Foto file: Kursi di ruang sidang utama di gedung parlemen sebagian besar kosong karena kunjungan dibatasi untuk mencegah penyebaran wabah virus corona (Pemerintah-19) selama pidato kenegaraan tahunan Presiden Indonesia Joko Widodo. , Menjelang Hari Kemerdekaan negara di Gedung DPR Jakarta, Indonesia, 16 Agustus 2021. via Ahmad Ibrahim / Pool REUTERS

Pemerintah mengatakan RUU penyesuaian pajak bertujuan untuk meningkatkan pengumpulan pendapatan setelah kas negara sukses besar karena epidemi Pemerintah-19 tahun lalu.

Tetapi beberapa kelompok bisnis dan analis mempertanyakan waktu kenaikan pajak yang direncanakan, dengan mengatakan pemulihan ekonomi dari epidemi terlihat lebih lemah.

Menurut salinan yang ditinjau oleh Reuters, tarif PPN atas penjualan hampir semua barang dan jasa harus dinaikkan dari 10% sekarang menjadi 11% April mendatang dan menjadi 12% pada tahun 2025.

Ini akan menjaga tarif pajak perusahaan tidak berubah pada 22% dibandingkan dengan rencana sebelumnya untuk menguranginya menjadi 20% tahun depan.
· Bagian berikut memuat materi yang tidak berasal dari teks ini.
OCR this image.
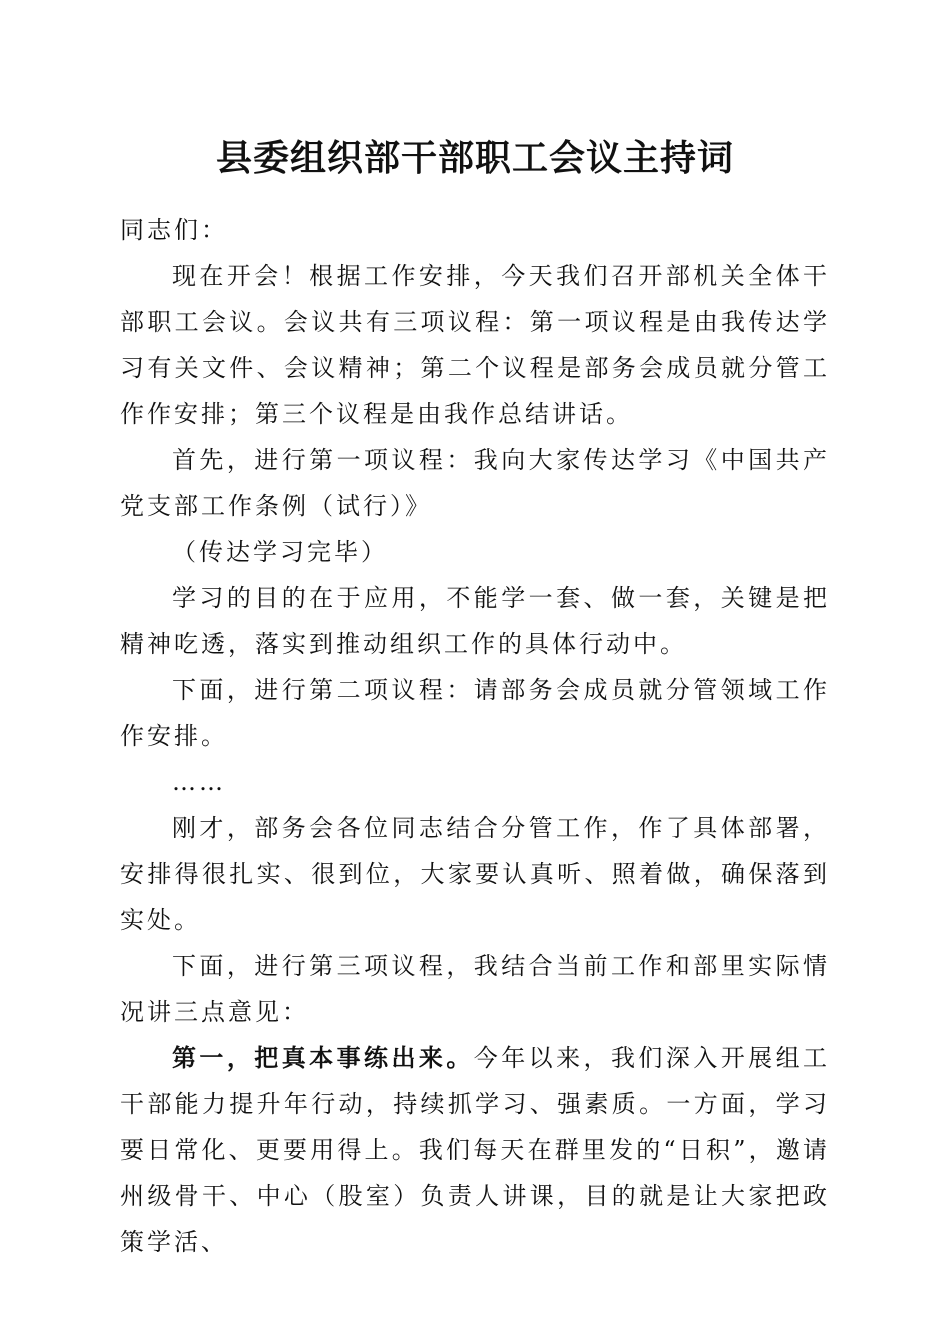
县委组织部干部职工会议主持词

同志们：

现在开会！根据工作安排，今天我们召开部机关全体干部职工会议。会议共有三项议程：第一项议程是由我传达学习有关文件、会议精神；第二个议程是部务会成员就分管工作作安排；第三个议程是由我作总结讲话。

首先，进行第一项议程：我向大家传达学习《中国共产党支部工作条例（试行）》

（传达学习完毕）

学习的目的在于应用，不能学一套、做一套，关键是把精神吃透，落实到推动组织工作的具体行动中。

下面，进行第二项议程：请部务会成员就分管领域工作作安排。

……

刚才，部务会各位同志结合分管工作，作了具体部署，安排得很扎实、很到位，大家要认真听、照着做，确保落到实处。

下面，进行第三项议程，我结合当前工作和部里实际情况讲三点意见：

第一，把真本事练出来。今年以来，我们深入开展组工干部能力提升年行动，持续抓学习、强素质。一方面，学习要日常化、更要用得上。我们每天在群里发的“日积”，邀请州级骨干、中心（股室）负责人讲课，目的就是让大家把政策学活、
Langkah-langkah lain dalam RUU tersebut termasuk tarif pajak penghasilan yang lebih tinggi untuk individu kaya, pemotongan pajak penghasilan bagi kebanyakan orang, pajak karbon baru dan skema pengabaian pajak baru.

RUU itu telah disetujui oleh Komisi Keuangan Parlemen minggu lalu. Parlemen umumnya mengikuti persetujuan Komisi.

Pemerintah telah membuat beberapa konsesi dari rencana awalnya. Awalnya, ia berusaha menaikkan PPN menjadi 12% sekaligus. Ini juga membatalkan rencana untuk mengenakan pajak minimum pada perusahaan merugi yang diduga melakukan penghindaran pajak.

READ  Melihat Perempuan dalam Pengelolaan Sampah Plastik: Contoh dari Indonesia

Ekonom Maybank Indonesia Myrtle Gunardo mengatakan perubahan dari proposal awal adalah mendukung keuangan publik dan pemulihan ekonomi.

“Dampak dari perubahan PPN bertahap tidak akan terlalu parah pada inflasi … dan pemotongan pajak dapat memberikan ruang bagi masyarakat untuk meningkatkan konsumsi,” katanya.

Langkah-langkah tersebut akan membantu pemerintah mencatat pendapatan yang lebih tinggi tahun depan, yang akan mengurangi defisit fiskal dan membantu pejabat mencapai tujuan mengurangi defisit anggaran menjadi 3% dari PDB pada tahun 2023, kata ekonom kota Helmy Armon.

Namun, media lokal melaporkan bahwa beberapa kelompok bisnis, seperti Asosiasi Operator Pusat Perbelanjaan, telah meminta parlemen untuk menunda kenaikan PPN sampai masyarakat dapat memperoleh kembali daya beli.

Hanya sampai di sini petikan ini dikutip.